In this post, I'd like to show an additional observation on using MAX variables. I have found that depending on the application, there can be a huge cost associated with using a MAX variable over its normal variable-length counterpart. As a disclaimer, I personally have not come across any such findings documented anywhere, but if that is due to my ignorance, please forgive me.
Here is some background.
We have two scalar CLR Regex functions in T-SQL, one for identifying a match (util.uf_RegexIsMatch), and the other for finding all matches first and then doing a replacement (util.uf_RegexReplace). A colleague of mine recently brought to my attention a counter-intuitive test result: when applied on a table of a half million normal VARCHAR records, util.uf_RegexIsMatch ran 3 times slower than util.uf_RegexReplace and consistently. That was very surprising. Without knowing exactly how the two Regex functions are implemented in .Net, intuitively IsMatch is doing less work than Replace, and so we were expecting the other way around and if not 3 times fasters, at least as fast, which was proven to be the case when doing comparison tests in C#.
It did not make sense. So I started a little investigation. I made sure the query plans were all right: simple table scan and after repeated runs, all the data was in the cache (SET STATISTICS IO ON showed no physical reads and only logical reads and they were the same for both). That meant both had the same IO cost and the only difference must have been in the functions themselves. Then, I looked at the CREATE FUNCTION syntax and noticed that the input parameter for util.uf_RegexIsMatch was of type NVARCHAR(MAX) and that for util.uf_RegexReplace NVARCHAR(4000). I knew the type had to be a Unicode type because that is required by all CLR objects. But could the MAX have been the cause? It was hard to believe but I decided to give it a try. I recreated the function util.uf_RegexIsMatch by using NVARCHAR(4000) for the input parameter, and re-ran the tests. Whala! The comparison went to the right direction. Also as a curiosity, making both input parameters of the same type of NVARCHAR(MAX) had the same expected and obviously slower comparison result.
In our case, we do not really need MAX, or even 4000 because the column in the table to feed the input parameters of the functions is only VARCHAR(50). I played with other numbers smaller than 4000 for the variable-length and found that made no performance difference as compared to 4000, so we standardized on NVARCHAR(4000) for the two functions. And they will be our default functions used in production. If necessary, we can create their counterparts with NVARCHAR(MAX) to handle special cases.
Is the above just a special and isolated case or does it have general validity?

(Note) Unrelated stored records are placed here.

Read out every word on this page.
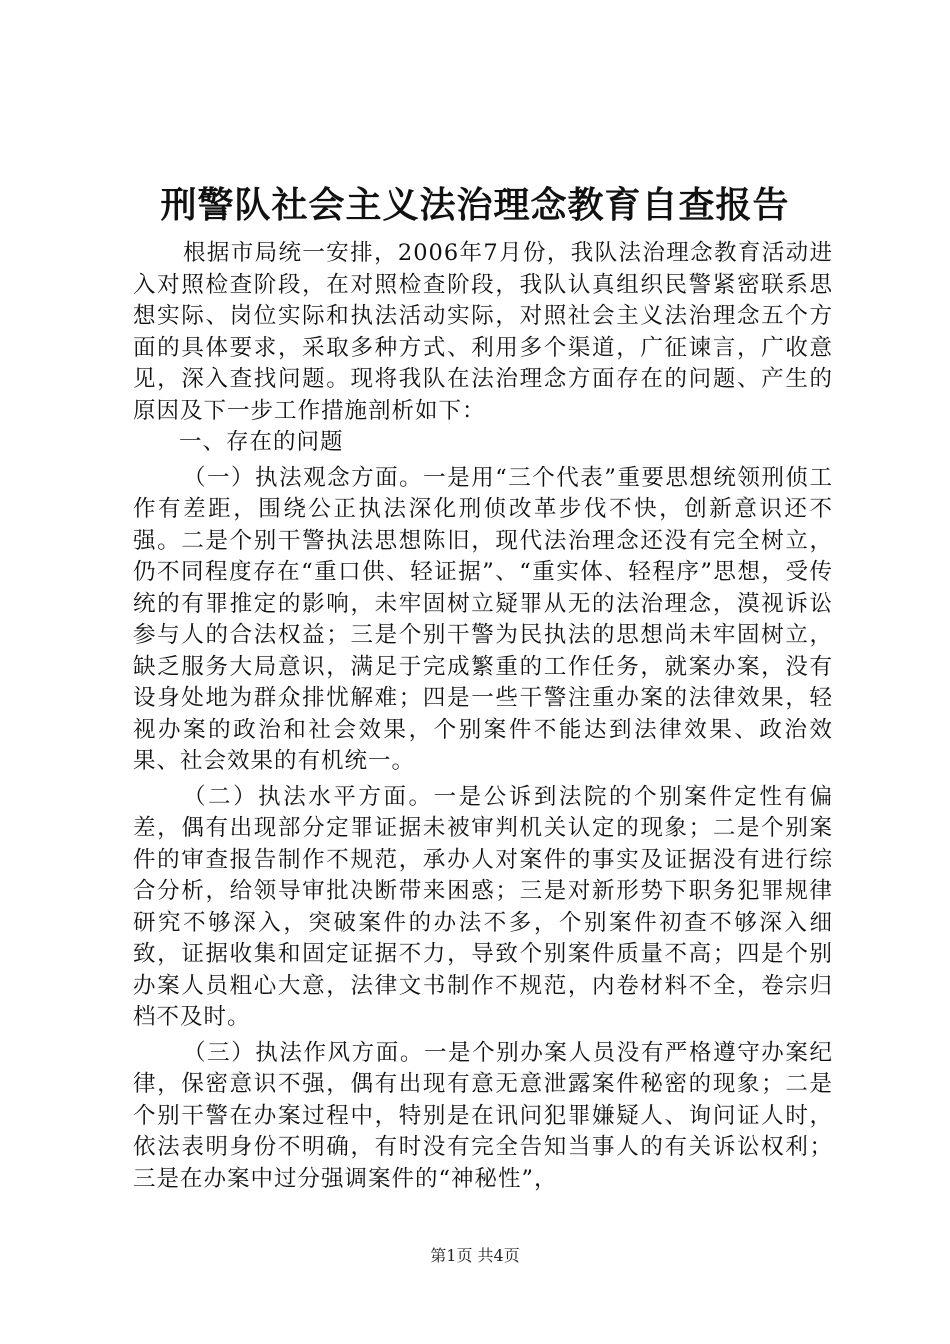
刑警队社会主义法治理念教育自查报告

根据市局统一安排，2006年7月份，我队法治理念教育活动进入对照检查阶段，在对照检查阶段，我队认真组织民警紧密联系思想实际、岗位实际和执法活动实际，对照社会主义法治理念五个方面的具体要求，采取多种方式、利用多个渠道，广征谏言，广收意见，深入查找问题。现将我队在法治理念方面存在的问题、产生的原因及下一步工作措施剖析如下：

一、存在的问题

（一）执法观念方面。一是用“三个代表”重要思想统领刑侦工作有差距，围绕公正执法深化刑侦改革步伐不快，创新意识还不强。二是个别干警执法思想陈旧，现代法治理念还没有完全树立，仍不同程度存在“重口供、轻证据”、“重实体、轻程序”思想，受传统的有罪推定的影响，未牢固树立疑罪从无的法治理念，漠视诉讼参与人的合法权益；三是个别干警为民执法的思想尚未牢固树立，缺乏服务大局意识，满足于完成繁重的工作任务，就案办案，没有设身处地为群众排忧解难；四是一些干警注重办案的法律效果，轻视办案的政治和社会效果，个别案件不能达到法律效果、政治效果、社会效果的有机统一。

（二）执法水平方面。一是公诉到法院的个别案件定性有偏差，偶有出现部分定罪证据未被审判机关认定的现象；二是个别案件的审查报告制作不规范，承办人对案件的事实及证据没有进行综合分析，给领导审批决断带来困惑；三是对新形势下职务犯罪规律研究不够深入，突破案件的办法不多，个别案件初查不够深入细致，证据收集和固定证据不力，导致个别案件质量不高；四是个别办案人员粗心大意，法律文书制作不规范，内卷材料不全，卷宗归档不及时。

（三）执法作风方面。一是个别办案人员没有严格遵守办案纪律，保密意识不强，偶有出现有意无意泄露案件秘密的现象；二是个别干警在办案过程中，特别是在讯问犯罪嫌疑人、询问证人时，依法表明身份不明确，有时没有完全告知当事人的有关诉讼权利；三是在办案中过分强调案件的“神秘性”，

第1页 共4页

Further investigation has shown that MAX in general has negative performance impact not only on CLR functions, but also T-SQL user defined functions. I suspect it is also true for stored procedures. In addition, it is true even for ad hoc query batches, which can be simulated by comparing the following two simple batches. Be sure to check "Discard results after executive" in your SSMS options so that no display will contaminate the test.
Note that a number after GO tells the query processor to execute the batch that many times.

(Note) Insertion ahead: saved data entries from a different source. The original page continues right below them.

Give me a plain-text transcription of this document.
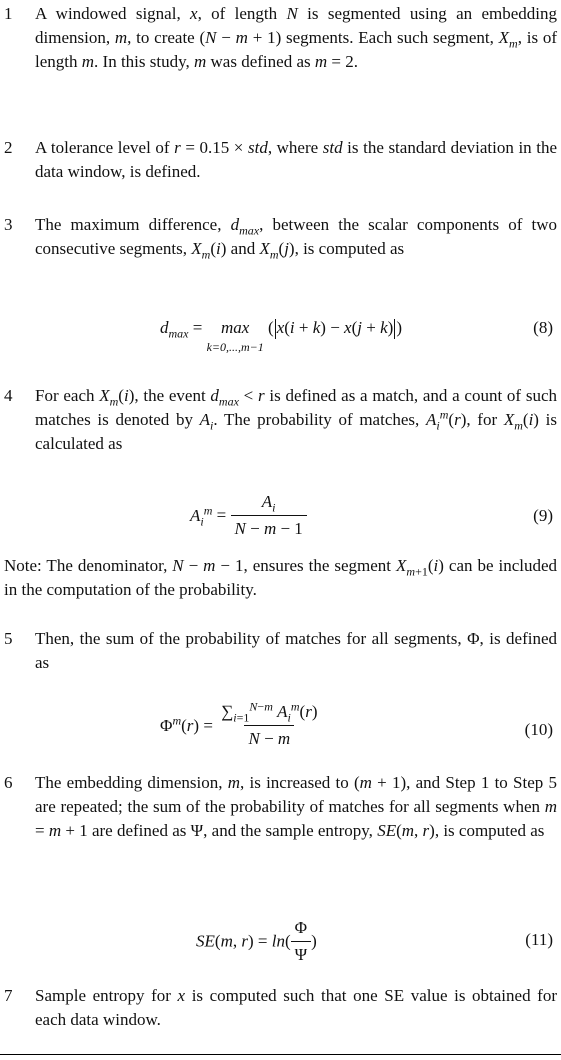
1 A windowed signal, x, of length N is segmented using an embedding dimension, m, to create (N − m + 1) segments. Each such segment, $X_m$, is of length m. In this study, m was defined as m = 2.
2 A tolerance level of r = 0.15 × std, where std is the standard deviation in the data window, is defined.
3 The maximum difference, $d_{max}$, between the scalar components of two consecutive segments, $X_m(i)$ and $X_m(j)$, is computed as
$d_{max} = \max$
k=0,...,m−1
( x(i + k) − x(j + k) )	(8)
4 For each $X_m(i)$, the event $d_{max} < r$ is defined as a match, and a count of such matches is denoted by $A_i$. The probability of matches, $A_i^m(r)$, for $X_m(i)$ is calculated as
$A_i^m = \frac{A_i}{N - m - 1}$	(9)
Note: The denominator, N − m − 1, ensures the segment $X_{m+1}(i)$ can be included in the computation of the probability.
5 Then, the sum of the probability of matches for all segments, Φ, is defined as
$\Phi^m(r) = \frac{\sum_{i=1}^{N-m} A_i^m(r)}{N - m}$	(10)
6 The embedding dimension, m, is increased to (m + 1), and Step 1 to Step 5 are repeated; the sum of the probability of matches for all segments when m = m + 1 are defined as Ψ, and the sample entropy, SE(m, r), is computed as
SE(m, $r) = \ln( \frac{\Phi}{\Psi}$ )	(11)
7 Sample entropy for x is computed such that one SE value is obtained for each data window.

---- Batch 1: normal variable-length variable
DECLARE @vc VARCHAR(8000);
SELECT @vc = 'ABCDEFGHIJKLMNOPQRSTUVWXYZ';
GO 50000
---- Batch 2: MAX
DECLARE @vc VARCHAR(MAX);
SELECT @vc = 'ABCDEFGHIJKLMNOPQRSTUVWXYZ';
GO 50000

On my notebook running XP and SQL Server 2008 (Katmai) CTE, Batch 1 completes in 12 secs and Batch 2 completes in 16 secs, consistently. That is a difference of over 30%!


In conclusion, the flexibility that comes with MAX is not free. The difference in performance from using the normal variable-length counterpart can be unexpectedly huge. We need to evaluate each situation to really justify its use and even in that case, we may be better off creating two versions of the objects (functions, stored procedures), one for handling the normal production scenarios and the other for the special cases. I personally would like to study and know more about how SQL OS allocates and de-allocate memory for MAX variables to understand the range of differences in performances.